Non Surgical Treatment
Before treatment of a painful bunion can begin, medical evaluation is needed. There are a number of other causes of pain in the big toe such as osteoarthritis, rheumatoid arthritis, infection and gout. Circulatory problems not only cause pain, but may also cause serious complications if surgery is attempted. Diabetes and cigarette smoking may diminish healing potential and increase the risk of infection. Bunion Pain

Surgical Treatment
Some sufferers choose to have the bunion surgically removed. This should always be a last resort as all surgeries carry risks. There are several types of surgical procedures to remove bunions and before deciding, you should speak to your surgeon at length about the facts and risks associated with surgery, including the recovery time and success rate of the operation to be done. Please note that if you have a surgical procedure and then return to your high heels and narrow-toed shoes, the bunion is likely to reoccur.

Prevention
The best way to prevent a bunion is to be proactive in the truest sense of the word.
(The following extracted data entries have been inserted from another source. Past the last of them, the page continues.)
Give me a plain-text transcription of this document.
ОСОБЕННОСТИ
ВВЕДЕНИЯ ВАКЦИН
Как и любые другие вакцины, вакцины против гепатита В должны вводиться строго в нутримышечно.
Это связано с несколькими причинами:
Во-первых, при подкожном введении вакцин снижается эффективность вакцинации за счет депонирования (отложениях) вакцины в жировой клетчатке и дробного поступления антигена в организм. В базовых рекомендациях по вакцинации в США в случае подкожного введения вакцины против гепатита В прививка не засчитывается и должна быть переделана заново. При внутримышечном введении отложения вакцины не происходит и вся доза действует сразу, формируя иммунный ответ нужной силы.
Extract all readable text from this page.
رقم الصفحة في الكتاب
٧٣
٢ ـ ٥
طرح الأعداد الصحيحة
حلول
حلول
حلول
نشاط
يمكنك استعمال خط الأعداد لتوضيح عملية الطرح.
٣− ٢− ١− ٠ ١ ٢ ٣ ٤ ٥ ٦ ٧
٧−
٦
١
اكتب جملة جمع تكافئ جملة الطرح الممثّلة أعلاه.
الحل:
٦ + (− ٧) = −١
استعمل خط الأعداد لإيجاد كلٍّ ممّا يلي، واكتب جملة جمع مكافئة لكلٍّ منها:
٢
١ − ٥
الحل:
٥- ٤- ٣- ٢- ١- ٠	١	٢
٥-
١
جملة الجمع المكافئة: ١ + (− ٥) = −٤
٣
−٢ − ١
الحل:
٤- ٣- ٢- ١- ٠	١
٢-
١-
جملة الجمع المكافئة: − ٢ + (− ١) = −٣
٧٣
Go over your risk factors. If you know that you pronate or have any problem with the mechanics of your foot, talk with a podiatric physician about the correct types of shoes and/or orthoses for you. If you are not sure whether you have such a problem, the podiatric professional can analyze your foot, your stride and the wear pattern of your shoes, and give you an honest evaluation. Has anyone in your family complained of bunions? Does your job involve a lot of standing, walking or other stress on your feet or toes? Do you exercise? If so, what kind of shoes do you wear for sports? For work? For school? Do you ever feel pain in your toes, or have you noticed a pronounced or increased redness on your big toe, or on the other side of your foot, near your little toe? Make sure you let the doctor know. Keep track of whether any relatives have suffered from arthritis or other joint problems, as well as anything else that might be relevant to your podiatric health. If you?ve suffered sports injuries previously, let the doctor know about that, too. In other words, try to give your health care professional the most honest and thorough background you can, so that he or she can make the best evaluation possible.